天神森駐車場から県道7号を東に進み、県営林道塔岩線に入る手前、県道7号の下に流れる水路がとても気になりました。里山あるあるですが、古い道形や水の流れは営みそのものです。水田で稲を育てるのには水が必要です。その水の確保にとても苦労してきたのだと思います。それは軽く戦国時代まで遡るということも多いと思います。とりあえず歩いてみようとなった水路でした。

天神尾根をたどって塔岩集落に行こうって山行でしたが、そんな水路巡りなんて道草をしたからか、登る尾根を間違えて車道に出て(県道7号、昔の昇仙峡グリーンラインと呼ばれていた道)目的の尾根を目指しました。
ピンぼけですが、トンネルの銘板「のろし台隧道」。このトンネルの上の尾根が目指す尾根でした。だいたい考えてみればトンネルって尾根地形に開けられます。
里山なので、しっかり攻めればすぐに通過してしまいますが、じっくり観察しながら古い道形を観察して、どこから来てどこに向かうのか?と歩いてみたらはっきり分かった道形でした。里山を歩くってそんな感じです。
「のろし台隧道」の上の道形をたどって登場した馬頭観音像。文政元年の刻は江戸時代の後期です。以前歩いた時は現在の地形図の660m標高点に行ってしまいましたが、今回はあくまでも道形を優先。道形の一段上に建立された馬頭観音の意味を考えたりしました。
山中に残された架線のワイヤー
顕著な尾根を歩く里山、山奥の集落と里の集落の交易の道。僕ら登山者はその道を利用させていただいてるという視点。その尾根を地理院地図と明治の陸地測量部の二万図を照らし合わせて歩きました。
ダアス峠のユニークな表情の馬頭観音。
ダアス峠から北の竹日向集落に道形は続いていますが、それはまたの機会にということで尾根通しに現在の地形図ベースにやせ尾根の上を進みました。

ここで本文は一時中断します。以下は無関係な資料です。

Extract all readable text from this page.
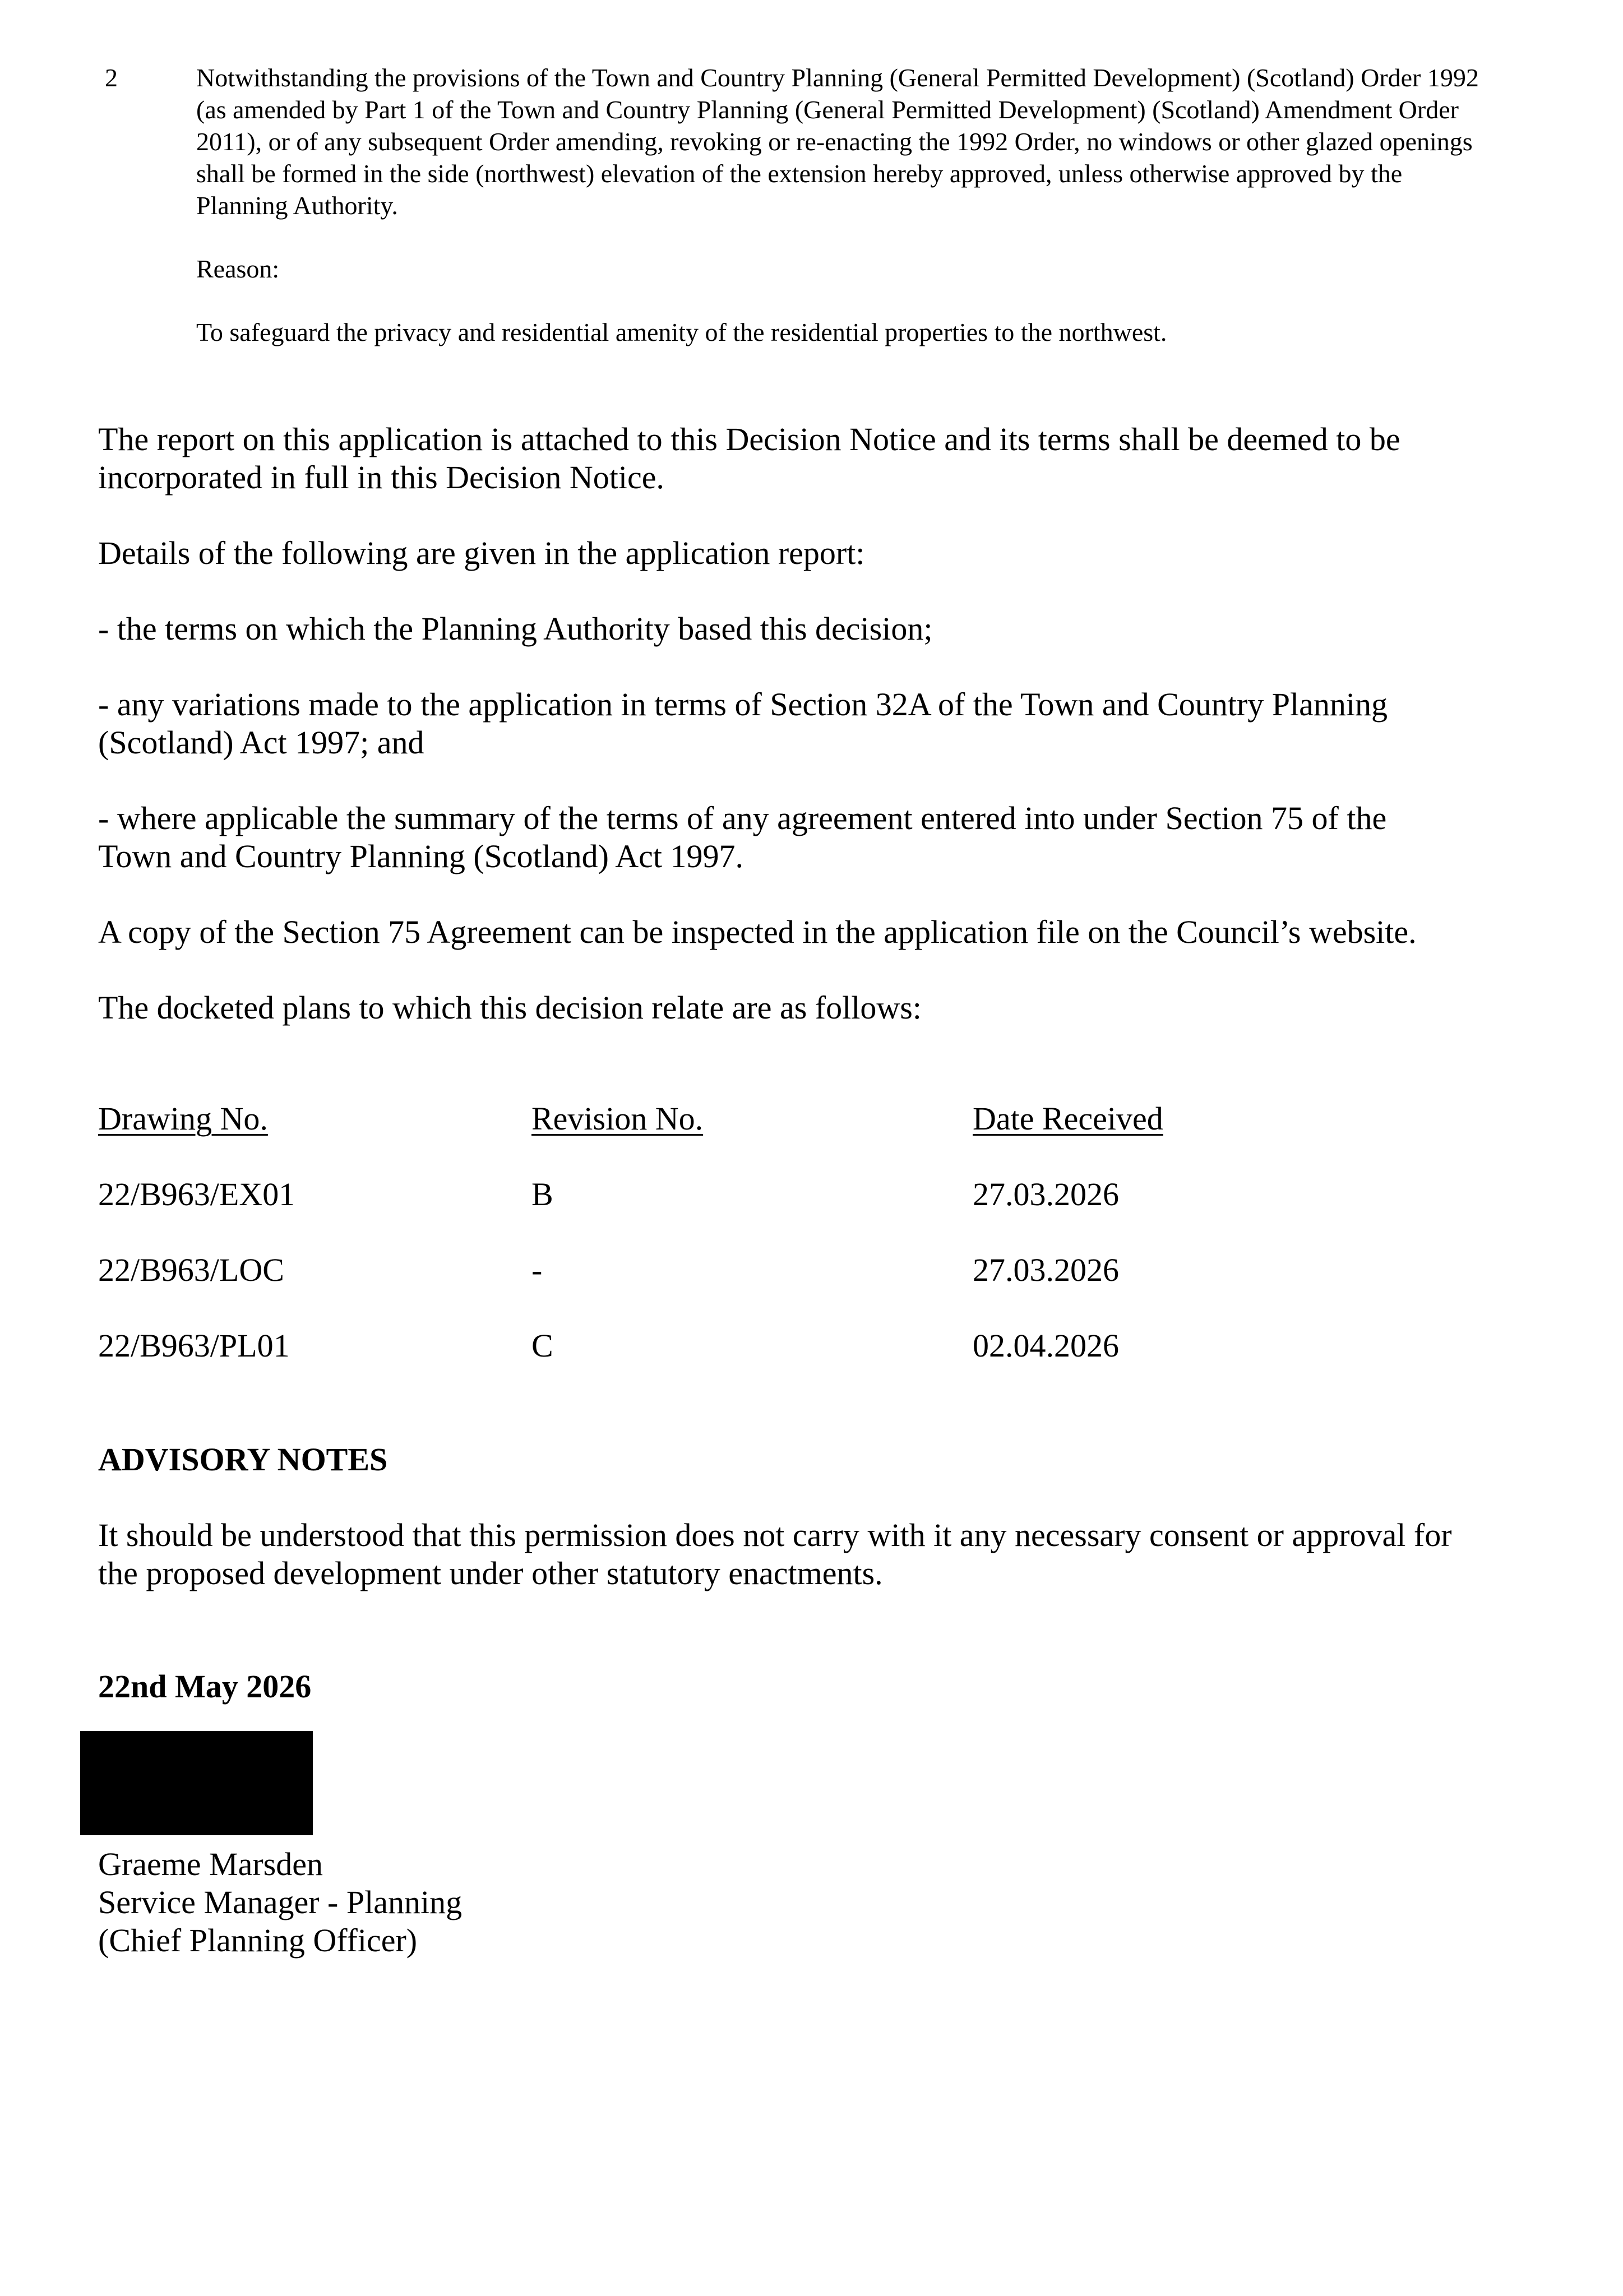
2	Notwithstanding the provisions of the Town and Country Planning (General Permitted Development) (Scotland) Order 1992 (as amended by Part 1 of the Town and Country Planning (General Permitted Development) (Scotland) Amendment Order 2011), or of any subsequent Order amending, revoking or re-enacting the 1992 Order, no windows or other glazed openings shall be formed in the side (northwest) elevation of the extension hereby approved, unless otherwise approved by the Planning Authority.
Reason:
To safeguard the privacy and residential amenity of the residential properties to the northwest.
The report on this application is attached to this Decision Notice and its terms shall be deemed to be incorporated in full in this Decision Notice.
Details of the following are given in the application report:
- the terms on which the Planning Authority based this decision;
- any variations made to the application in terms of Section 32A of the Town and Country Planning (Scotland) Act 1997; and
- where applicable the summary of the terms of any agreement entered into under Section 75 of the Town and Country Planning (Scotland) Act 1997.
A copy of the Section 75 Agreement can be inspected in the application file on the Council’s website.
The docketed plans to which this decision relate are as follows:
Drawing No.	Revision No.	Date Received
22/B963/EX01	B	27.03.2026
22/B963/LOC	-	27.03.2026
22/B963/PL01	C	02.04.2026
ADVISORY NOTES
It should be understood that this permission does not carry with it any necessary consent or approval for the proposed development under other statutory enactments.
22nd May 2026
Graeme Marsden
Service Manager - Planning
(Chief Planning Officer)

ダアス峠と明神峠の間の尾根にある大展望のピークからの眺め。
天神峠手送電線鉄塔の巡視路でもある稜線に張られたトラロープ。
地形図に書かれた天神峠の東にある本当の天神峠から、沢地形を下った塔岩集落の耕作地跡
ここで何を栽培していたのか?塔岩集落北の沢の中の耕作地跡
家を建てるための平を作り出す石垣。
お地蔵さんや庚申塔がまとめられていました。林道で容易に下界と行き来できるようになった後でのことだと思います。
塔岩集落を守ってきたであろう氏神様の参道の石段は崩れています。
氏神様の石祠。神社庁のサイトではわからない神社名でしたが、個人のサイトで細草神明と書かれたものはありました。
帰りは県営林道塔岩線下りました。以前も見ているのでしょうが、治山事業という看板に「魚道」の文字が気になり覗いてみました。
大きな砂防ダムに作られた人口の魚道。魚が上る道が魚道です。それほど大きな川とも思えない塔岩川に作られた立派な魚道です。
その魚道のことも、氏神様の名前も、わからないことは多いわけですが、また来ることもあると思うので、いまを記録しておきます。陸地測量部の130年以上も前の地図も使い行う地図読み山行はかなり独特なものです。
★明治の地図には本当に人工物がありませし、その明治の地図に該当するのは「松嶋村」(松嶋村は山梨県中巨摩郡にあった村で現在の甲斐市南東部、中央本線竜王駅の北東一帯にあたる。)で、明治13年式 地形図図式と呼ばれているものです。縮尺2万分の1で明治13年から19年までに合計921枚が作成されました。全国をカバーはしていません。その921枚の内の1枚の「松嶋村」を使いました。